Best Foreign-Language Film Waltz with Bashir
The best foreign-language film category is always difficult to predict because only a small percentage of (usually
much older) Academy members vote for the nominees and winners.
My guess would be
Ari Folman’s
Waltz with Bashir (Israel) simply because it revolves around Jewish issues, always a favorite theme among those who vote in that category. Also weighing in its favor are the recent headlines about the war in Gaza, which make
Waltz with Bashir, though set in the early 1980s, a timely entry. As a plus,
Waltz with Bashir has received excellent reviews and has already collected several awards in the US, including a
Golden Globe for best foreign-language film, the
National Society of Film Critics best film award, and the
Los Angeles Film Critics‘ best animated film prize.
The only other major competitor is
Laurent Cantet’s
The Class, France’s entry and last year’s Cannes Film Festival
Palme d’Or winner.
The Baader Meinhof Complex (Germany),
Departures (Japan), and
Revanche (Austria) are all dark horses.
Best Documentary Feature Man on Wire James Marsh’s
Man on Wire is the odds-son favorite to win the best documentary feature award, as the
Sundance winner has been one of the most widely acclaimed films of 2008 and has already amassed about a couple of dozen awards and mentions from US-based critics’ groups.
Encounters at the End of the World,
Trouble the Water,
The Garden, and
The Betrayal (Nerakhoon), no matter how good, have little chance of winning.
Best Animated Feature WALL-E
Despite its flabbergasting loss at the
Annie Awards (to fellow Oscar nominee
Kung Fu Panda), WALL-E is the hands-down winner.

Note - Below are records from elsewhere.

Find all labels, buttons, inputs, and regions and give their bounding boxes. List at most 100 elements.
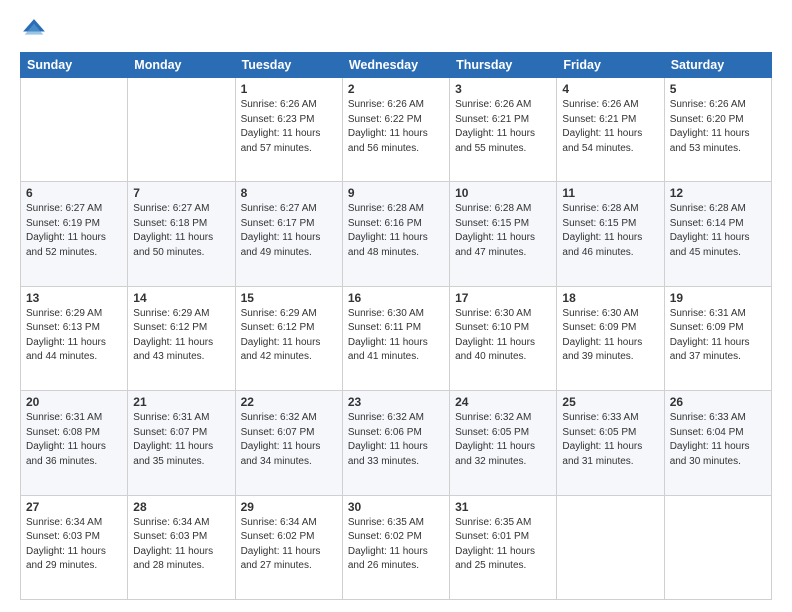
calendar-header-row: SundayMondayTuesdayWednesdayThursdayFrid… xyxy=(21,53,772,78)
calendar-cell: 8 Sunrise: 6:27 AMSunset: 6:17 PMDaylight… xyxy=(235,182,342,286)
calendar-cell: 28Sunrise: 6:34 AMSunset: 6:03 PMDayligh… xyxy=(128,495,235,599)
day-number: 29 xyxy=(241,500,337,514)
day-info: Sunrise: 6:35 AMSunset: 6:01 PMDaylight:… xyxy=(455,516,551,574)
day-info: Sunrise: 6:27 AMSunset: 6:17 PMDaylight:… xyxy=(241,202,337,260)
day-number: 9 xyxy=(348,186,444,200)
calendar-cell: 4 Sunrise: 6:26 AMSunset: 6:21 PMDaylight… xyxy=(557,78,664,182)
day-info: Sunrise: 6:27 AMSunset: 6:18 PMDaylight:… xyxy=(133,202,229,260)
logo-icon xyxy=(20,16,48,44)
day-info: Sunrise: 6:29 AMSunset: 6:12 PMDaylight:… xyxy=(241,307,337,365)
calendar-cell: 29 Sunrise: 6:34 AMSunset: 6:02 PMDayligh… xyxy=(235,495,342,599)
calendar-week-4: 20 Sunrise: 6:31 AMSunset: 6:08 PMDayligh… xyxy=(21,391,772,495)
day-info: Sunrise: 6:30 AMSunset: 6:11 PMDaylight:… xyxy=(348,307,444,365)
calendar-cell: 21 Sunrise: 6:31 AMSunset: 6:07 PMDayligh… xyxy=(128,391,235,495)
day-header-saturday: Saturday xyxy=(664,53,771,78)
calendar-cell: 23Sunrise: 6:32 AMSunset: 6:06 PMDayligh… xyxy=(342,391,449,495)
day-header-friday: Friday xyxy=(557,53,664,78)
day-info: Sunrise: 6:26 AMSunset: 6:21 PMDaylight:… xyxy=(562,98,658,156)
day-info: Sunrise: 6:28 AMSunset: 6:15 PMDaylight:… xyxy=(562,202,658,260)
calendar-cell: 13Sunrise: 6:29 AMSunset: 6:13 PMDayligh… xyxy=(21,286,128,390)
day-info: Sunrise: 6:31 AMSunset: 6:07 PMDaylight:… xyxy=(133,411,229,469)
day-header-wednesday: Wednesday xyxy=(342,53,449,78)
day-number: 14 xyxy=(133,291,229,305)
day-number: 8 xyxy=(241,186,337,200)
day-number: 5 xyxy=(670,82,766,96)
calendar-cell: 20 Sunrise: 6:31 AMSunset: 6:08 PMDayligh… xyxy=(21,391,128,495)
calendar-week-2: 6 Sunrise: 6:27 AMSunset: 6:19 PMDaylight… xyxy=(21,182,772,286)
day-info: Sunrise: 6:28 AMSunset: 6:15 PMDaylight:… xyxy=(455,202,551,260)
page: SundayMondayTuesdayWednesdayThursdayFrid… xyxy=(0,0,792,612)
day-number: 30 xyxy=(348,500,444,514)
calendar-week-3: 13Sunrise: 6:29 AMSunset: 6:13 PMDayligh… xyxy=(21,286,772,390)
calendar-cell: 26Sunrise: 6:33 AMSunset: 6:04 PMDayligh… xyxy=(664,391,771,495)
day-number: 18 xyxy=(562,291,658,305)
day-info: Sunrise: 6:32 AMSunset: 6:06 PMDaylight:… xyxy=(348,411,444,469)
day-number: 1 xyxy=(241,82,337,96)
day-number: 31 xyxy=(455,500,551,514)
day-info: Sunrise: 6:27 AMSunset: 6:19 PMDaylight:… xyxy=(26,202,122,260)
day-number: 24 xyxy=(455,395,551,409)
day-header-monday: Monday xyxy=(128,53,235,78)
calendar-cell: 15 Sunrise: 6:29 AMSunset: 6:12 PMDayligh… xyxy=(235,286,342,390)
day-number: 21 xyxy=(133,395,229,409)
day-number: 2 xyxy=(348,82,444,96)
day-info: Sunrise: 6:34 AMSunset: 6:03 PMDaylight:… xyxy=(133,516,229,574)
day-number: 6 xyxy=(26,186,122,200)
day-info: Sunrise: 6:30 AMSunset: 6:09 PMDaylight:… xyxy=(562,307,658,365)
day-header-sunday: Sunday xyxy=(21,53,128,78)
calendar-cell: 16 Sunrise: 6:30 AMSunset: 6:11 PMDayligh… xyxy=(342,286,449,390)
calendar-cell: 31 Sunrise: 6:35 AMSunset: 6:01 PMDayligh… xyxy=(450,495,557,599)
header xyxy=(20,16,772,44)
day-number: 7 xyxy=(133,186,229,200)
day-number: 20 xyxy=(26,395,122,409)
day-info: Sunrise: 6:31 AMSunset: 6:08 PMDaylight:… xyxy=(26,411,122,469)
day-info: Sunrise: 6:26 AMSunset: 6:21 PMDaylight:… xyxy=(455,98,551,156)
calendar-cell xyxy=(664,495,771,599)
day-info: Sunrise: 6:26 AMSunset: 6:20 PMDaylight:… xyxy=(670,98,766,156)
day-info: Sunrise: 6:32 AMSunset: 6:07 PMDaylight:… xyxy=(241,411,337,469)
calendar-cell: 7 Sunrise: 6:27 AMSunset: 6:18 PMDaylight… xyxy=(128,182,235,286)
day-number: 27 xyxy=(26,500,122,514)
calendar-cell: 19 Sunrise: 6:31 AMSunset: 6:09 PMDayligh… xyxy=(664,286,771,390)
calendar-cell: 24 Sunrise: 6:32 AMSunset: 6:05 PMDayligh… xyxy=(450,391,557,495)
calendar-cell xyxy=(128,78,235,182)
calendar-cell: 6 Sunrise: 6:27 AMSunset: 6:19 PMDaylight… xyxy=(21,182,128,286)
day-info: Sunrise: 6:28 AMSunset: 6:16 PMDaylight:… xyxy=(348,202,444,260)
calendar-week-5: 27 Sunrise: 6:34 AMSunset: 6:03 PMDayligh… xyxy=(21,495,772,599)
calendar-cell xyxy=(557,495,664,599)
calendar-cell: 5 Sunrise: 6:26 AMSunset: 6:20 PMDaylight… xyxy=(664,78,771,182)
day-info: Sunrise: 6:34 AMSunset: 6:02 PMDaylight:… xyxy=(241,516,337,574)
day-number: 12 xyxy=(670,186,766,200)
calendar-cell: 10 Sunrise: 6:28 AMSunset: 6:15 PMDayligh… xyxy=(450,182,557,286)
day-info: Sunrise: 6:32 AMSunset: 6:05 PMDaylight:… xyxy=(455,411,551,469)
day-number: 10 xyxy=(455,186,551,200)
day-info: Sunrise: 6:30 AMSunset: 6:10 PMDaylight:… xyxy=(455,307,551,365)
calendar-cell: 27 Sunrise: 6:34 AMSunset: 6:03 PMDayligh… xyxy=(21,495,128,599)
day-header-thursday: Thursday xyxy=(450,53,557,78)
day-number: 25 xyxy=(562,395,658,409)
calendar-cell: 17 Sunrise: 6:30 AMSunset: 6:10 PMDayligh… xyxy=(450,286,557,390)
calendar-cell: 1 Sunrise: 6:26 AMSunset: 6:23 PMDaylight… xyxy=(235,78,342,182)
day-info: Sunrise: 6:34 AMSunset: 6:03 PMDaylight:… xyxy=(26,516,122,574)
calendar: SundayMondayTuesdayWednesdayThursdayFrid… xyxy=(20,52,772,600)
day-info: Sunrise: 6:29 AMSunset: 6:13 PMDaylight:… xyxy=(26,307,122,365)
day-info: Sunrise: 6:26 AMSunset: 6:23 PMDaylight:… xyxy=(241,98,337,156)
day-info: Sunrise: 6:26 AMSunset: 6:22 PMDaylight:… xyxy=(348,98,444,156)
calendar-week-1: 1 Sunrise: 6:26 AMSunset: 6:23 PMDaylight… xyxy=(21,78,772,182)
day-number: 15 xyxy=(241,291,337,305)
calendar-cell: 3Sunrise: 6:26 AMSunset: 6:21 PMDaylight… xyxy=(450,78,557,182)
calendar-cell: 25Sunrise: 6:33 AMSunset: 6:05 PMDayligh… xyxy=(557,391,664,495)
logo xyxy=(20,16,52,44)
calendar-cell: 22 Sunrise: 6:32 AMSunset: 6:07 PMDayligh… xyxy=(235,391,342,495)
day-number: 19 xyxy=(670,291,766,305)
day-number: 16 xyxy=(348,291,444,305)
day-number: 4 xyxy=(562,82,658,96)
calendar-cell: 11 Sunrise: 6:28 AMSunset: 6:15 PMDayligh… xyxy=(557,182,664,286)
calendar-cell: 30Sunrise: 6:35 AMSunset: 6:02 PMDayligh… xyxy=(342,495,449,599)
day-info: Sunrise: 6:31 AMSunset: 6:09 PMDaylight:… xyxy=(670,307,766,365)
calendar-cell: 12Sunrise: 6:28 AMSunset: 6:14 PMDayligh… xyxy=(664,182,771,286)
day-number: 26 xyxy=(670,395,766,409)
day-number: 22 xyxy=(241,395,337,409)
day-number: 11 xyxy=(562,186,658,200)
day-number: 17 xyxy=(455,291,551,305)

Bolt is the third nominee.
Best Director Danny Boyle, Slumdog Millionaire
The fast-paced
Slumdog Millionaire will earn
Danny Boyle his first Academy Award. Whether there’ll be a second or a third somewhere in the future, I have no idea.
In another year,
David Fincher could have been a strong contender for
The Curious Case of Benjamin Button, but again, the film has a number of detractors.
Ron Howard,
Gus Van Sant, and
Stephen Daldry are the other nominees.
Danny Boyle photo: Ishika Mohan/Courtesy of Fox Searchlight
Courtesy of Focus Features
Best Original Screenplay Dustin Lance Black, Milk
The best original screenplay will be a battle between the gay activist and the lonely robot. Because live-action films tend to be taken more seriously by Academy members, my bet is on
Dustin Lance Black (above, lower photo) for
Milk. In Bruges,
Happy-Go-Lucky, and
Frozen River are the other nominees.
Best Adapted Screenplay Simon Beaufoy, Slumdog Millionaire
With a screenplay by
Simon Beaufoy (right) adapted from
Vikas Swarup’s novel,
Slumdog Millionaire should come out on top in this category as, generally speaking, the best film winner also takes a best screenplay award.
If there is an upset in this category, I’d say that it would be
David Hare’s screenplay for
The Reader.
Frost/Nixon,
Doubt, and
The Curious Case of Benjamin Button are the other nominees.